If we look at the genomic landscape of Ph-like ALL alone about 90% of cases have been found to have druggable kinase activating lesions. Not all of them have a drug in the market at the moment for ALL but there are two major subclasses that comprise at least two-thirds of cases where there are two drugs that we know are active in preclinical models. There’s a subset of cases where there’s a very clear oncogenic kinase activating driver and there are interesting drugs that can target them but they’re not yet in the clinic. That’s another area of active development is getting these targeted agents that will potentially treat only a small subset of patients into the clinic.
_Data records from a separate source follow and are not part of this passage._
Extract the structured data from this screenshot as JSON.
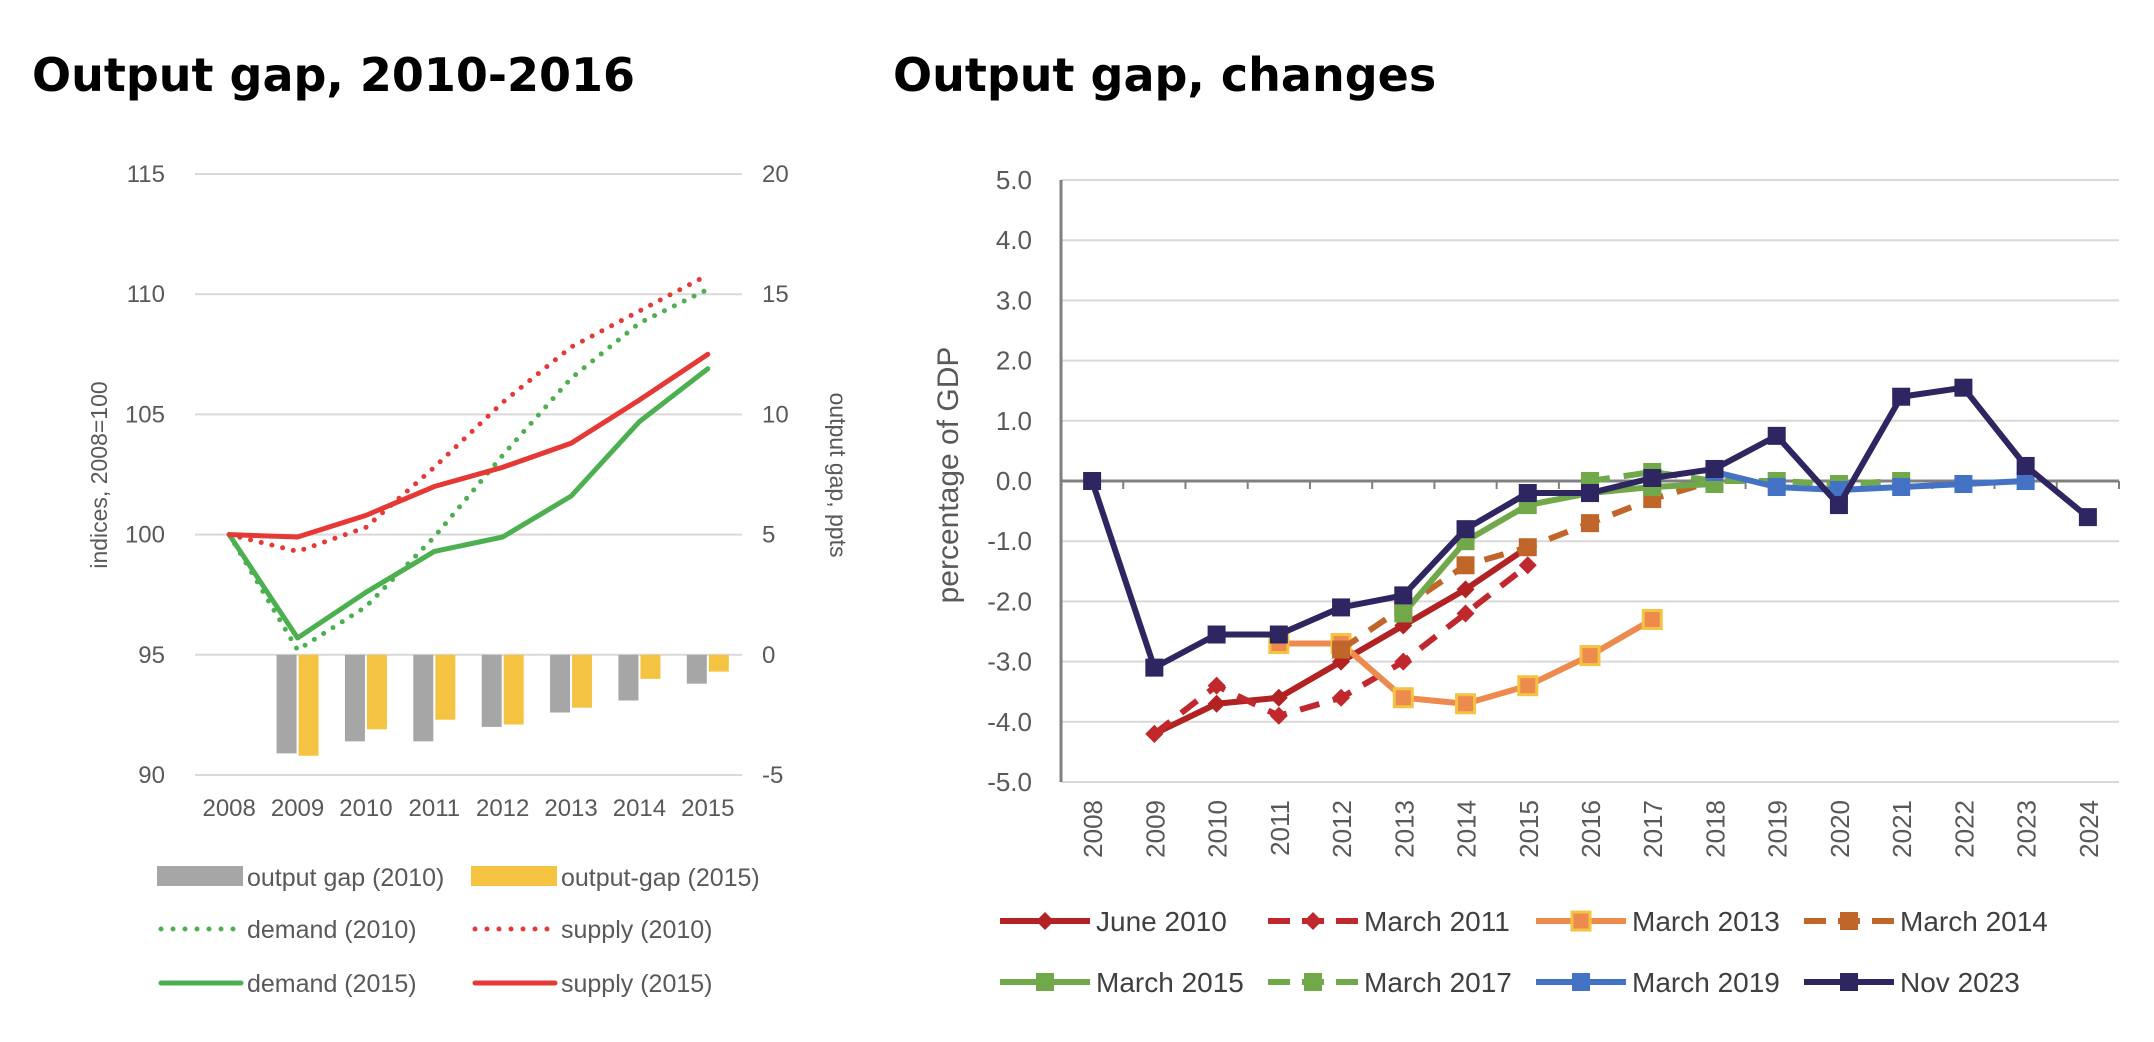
{
  "titles": {
    "left": "Output gap, 2010-2016",
    "right": "Output gap, changes"
  },
  "chart_data": [
    {
      "type": "line",
      "title": "Output gap, 2010-2016",
      "categories": [
        "2008",
        "2009",
        "2010",
        "2011",
        "2012",
        "2013",
        "2014",
        "2015"
      ],
      "ylabel": "indices, 2008=100",
      "y2label": "output gap, ppts",
      "ylim": [
        90,
        115
      ],
      "y2lim": [
        -5,
        20
      ],
      "yticks": [
        "90",
        "95",
        "100",
        "105",
        "110",
        "115"
      ],
      "y2ticks": [
        "-5",
        "0",
        "5",
        "10",
        "15",
        "20"
      ],
      "grid": true,
      "legend_position": "bottom",
      "bars": [
        {
          "name": "output gap (2010)",
          "color": "#a6a6a6",
          "values": [
            null,
            -4.1,
            -3.6,
            -3.6,
            -3.0,
            -2.4,
            -1.9,
            -1.2
          ]
        },
        {
          "name": "output-gap (2015)",
          "color": "#f5c342",
          "values": [
            null,
            -4.2,
            -3.1,
            -2.7,
            -2.9,
            -2.2,
            -1.0,
            -0.7
          ]
        }
      ],
      "series": [
        {
          "name": "demand (2010)",
          "color": "#4caf50",
          "style": "dotted",
          "values": [
            100,
            95.2,
            97.0,
            99.9,
            103.3,
            106.5,
            108.8,
            110.2
          ]
        },
        {
          "name": "supply (2010)",
          "color": "#e53935",
          "style": "dotted",
          "values": [
            100,
            99.3,
            100.3,
            102.8,
            105.5,
            107.8,
            109.3,
            110.8
          ]
        },
        {
          "name": "demand (2015)",
          "color": "#4caf50",
          "style": "solid",
          "values": [
            100,
            95.7,
            97.6,
            99.3,
            99.9,
            101.6,
            104.7,
            106.9
          ]
        },
        {
          "name": "supply (2015)",
          "color": "#e53935",
          "style": "solid",
          "values": [
            100,
            99.9,
            100.8,
            102.0,
            102.8,
            103.8,
            105.6,
            107.5
          ]
        }
      ]
    },
    {
      "type": "line",
      "title": "Output gap, changes",
      "categories": [
        "2008",
        "2009",
        "2010",
        "2011",
        "2012",
        "2013",
        "2014",
        "2015",
        "2016",
        "2017",
        "2018",
        "2019",
        "2020",
        "2021",
        "2022",
        "2023",
        "2024"
      ],
      "ylabel": "percentage of GDP",
      "ylim": [
        -5.0,
        5.0
      ],
      "yticks": [
        "5.0",
        "4.0",
        "3.0",
        "2.0",
        "1.0",
        "0.0",
        "-1.0",
        "-2.0",
        "-3.0",
        "-4.0",
        "-5.0"
      ],
      "grid": true,
      "legend_position": "bottom",
      "series": [
        {
          "name": "June 2010",
          "color": "#b22222",
          "style": "solid",
          "marker": "diamond",
          "values": [
            null,
            -4.2,
            -3.7,
            -3.6,
            -3.0,
            -2.4,
            -1.8,
            -1.1,
            null,
            null,
            null,
            null,
            null,
            null,
            null,
            null,
            null
          ]
        },
        {
          "name": "March 2011",
          "color": "#c0282d",
          "style": "dashed",
          "marker": "diamond",
          "values": [
            null,
            -4.2,
            -3.4,
            -3.9,
            -3.6,
            -3.0,
            -2.2,
            -1.4,
            null,
            null,
            null,
            null,
            null,
            null,
            null,
            null,
            null
          ]
        },
        {
          "name": "March 2013",
          "color": "#ed8b4f",
          "style": "solid",
          "marker": "square-open",
          "values": [
            null,
            null,
            null,
            -2.7,
            -2.7,
            -3.6,
            -3.7,
            -3.4,
            -2.9,
            -2.3,
            null,
            null,
            null,
            null,
            null,
            null,
            null
          ]
        },
        {
          "name": "March 2014",
          "color": "#c0662b",
          "style": "dashed",
          "marker": "square",
          "values": [
            null,
            null,
            null,
            null,
            -2.8,
            -2.1,
            -1.4,
            -1.1,
            -0.7,
            -0.3,
            0.0,
            null,
            null,
            null,
            null,
            null,
            null
          ]
        },
        {
          "name": "March 2015",
          "color": "#70a84a",
          "style": "solid",
          "marker": "square",
          "values": [
            null,
            null,
            null,
            null,
            null,
            -2.2,
            -1.0,
            -0.4,
            -0.2,
            -0.1,
            -0.05,
            null,
            null,
            null,
            null,
            null,
            null
          ]
        },
        {
          "name": "March 2017",
          "color": "#70a84a",
          "style": "dashed",
          "marker": "square",
          "values": [
            null,
            null,
            null,
            null,
            null,
            null,
            null,
            null,
            0.0,
            0.15,
            0.0,
            0.0,
            -0.05,
            0.0,
            null,
            null,
            null
          ]
        },
        {
          "name": "March 2019",
          "color": "#4472c4",
          "style": "solid",
          "marker": "square",
          "values": [
            null,
            null,
            null,
            null,
            null,
            null,
            null,
            null,
            null,
            null,
            0.15,
            -0.1,
            -0.15,
            -0.1,
            -0.05,
            0.0,
            null
          ]
        },
        {
          "name": "Nov 2023",
          "color": "#2e2660",
          "style": "solid",
          "marker": "square",
          "values": [
            0.0,
            -3.1,
            -2.55,
            -2.55,
            -2.1,
            -1.9,
            -0.8,
            -0.2,
            -0.2,
            0.05,
            0.2,
            0.75,
            -0.4,
            1.4,
            1.55,
            0.25,
            -0.6
          ]
        }
      ]
    }
  ]
}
Now, that aside, as you suggest, there are many mutations that are leukaemogenic or they’re markers of high risk disease that aren’t kinase activating lesions, that don’t have an intuitively druggable landscape but perturbing them somehow might be therapeutically beneficial. There are a number of examples of that sort of work that’s ongoing. Some are very focussed on mechanism and some are focussed on broad based drug discoveries. So, for example, you set up an engineered cell line or isogeneic lines with or without mutation and then you can do high throughput drug screens or synthetic lethal screens where you have, for example, a drug line with a mutation that’s resistant to existing chemotherapy. Then you look for active agents that restore the activity of the existing chemotherapeutic approaches. That’s been very widely used; the newer functional genomic screens are also being used to that end as well – previously RNA interference and now CRISPR screening so that you can perform those screens in the right models and perhaps identify genes or pathways that might then lead to an alternative or synthetic lethal approach. Maybe unrelated to that direct mutation itself but it’s activating or working through another pathway that can bypass and restore sensitivity to drug action.
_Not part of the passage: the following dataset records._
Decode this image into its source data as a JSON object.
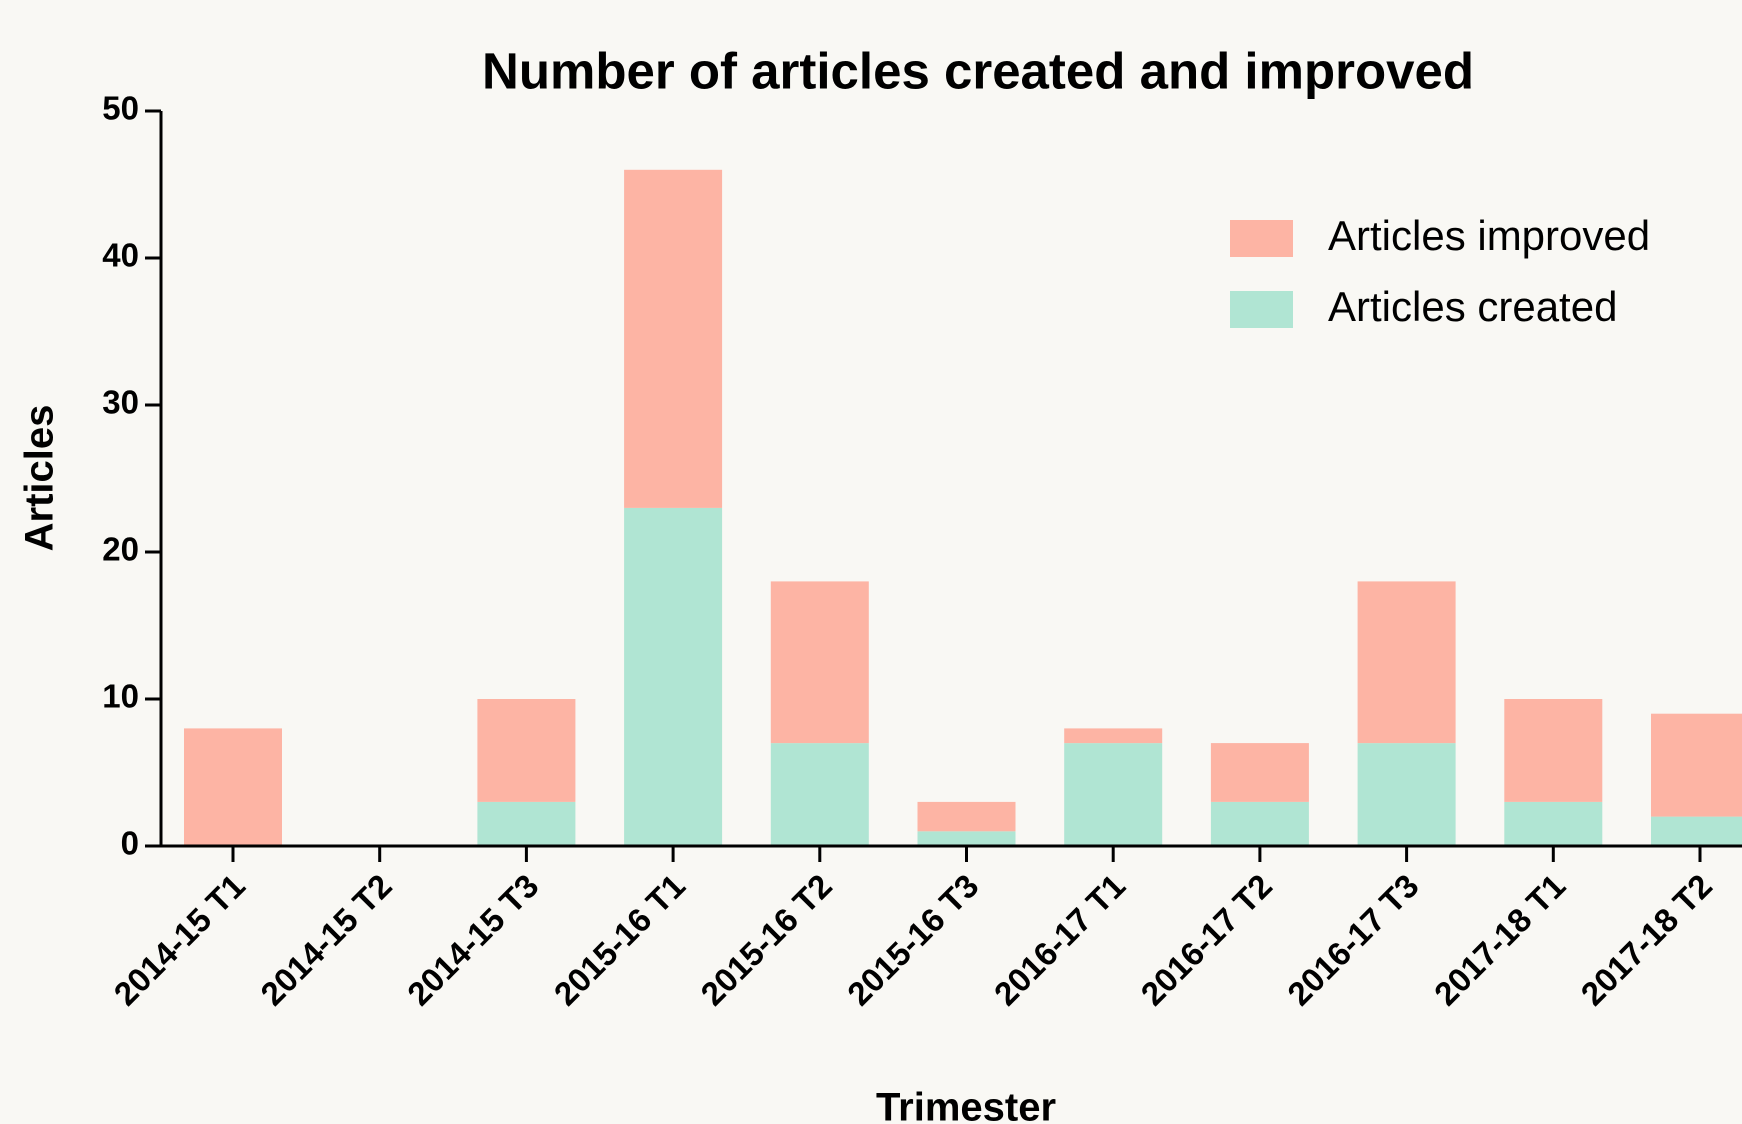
{
  "chart_data": {
    "type": "bar",
    "stacked": true,
    "title": "Number of articles created and improved",
    "x_label": "Trimester",
    "y_label": "Articles",
    "categories": [
      "2014-15 T1",
      "2014-15 T2",
      "2014-15 T3",
      "2015-16 T1",
      "2015-16 T2",
      "2015-16 T3",
      "2016-17 T1",
      "2016-17 T2",
      "2016-17 T3",
      "2017-18 T1",
      "2017-18 T2"
    ],
    "series": [
      {
        "name": "Articles created",
        "color": "#b0e5d3",
        "values": [
          0,
          0,
          3,
          23,
          7,
          1,
          7,
          3,
          7,
          3,
          2
        ]
      },
      {
        "name": "Articles improved",
        "color": "#fdb4a4",
        "values": [
          8,
          0,
          7,
          23,
          11,
          2,
          1,
          4,
          11,
          7,
          7
        ]
      }
    ],
    "ylim": [
      0,
      50
    ],
    "yticks": [
      0,
      10,
      20,
      30,
      40,
      50
    ],
    "legend": "upper right",
    "grid": false
  }
}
There are also other pathways that aren’t just signalling that are potentially amenable to therapeutic intervention. There’s one that we and several other groups have worked on for one class of alteration and that’s alterations in lymphoid transcription factor genes which are a hallmark of both B- and T-cell ALL. Some of those alterations are very strongly associated with drug resistance. One mechanism that has been elucidated is that they can act by deregulating adhesion and they cause leukemic cells to adhere to each other and also to the bone marrow vasculature and mis-localise in the bone marrow microenvironment and then they become resistant to therapy. The approach that several groups have taken there is to target that adhesion so you’re not actually directly acting on the mutation itself but you are acting on the downstream pathway that is the key mediator of drug resistance.
So there are multiple ways to try and act on these different mutations. We clearly have an active signalling cascade and that’s logical that you can turn that off but there are other ways, either in a very focussed approach or in a synthetic lethal or functional genomic approach that one can consider finding new ways to overcome resistance.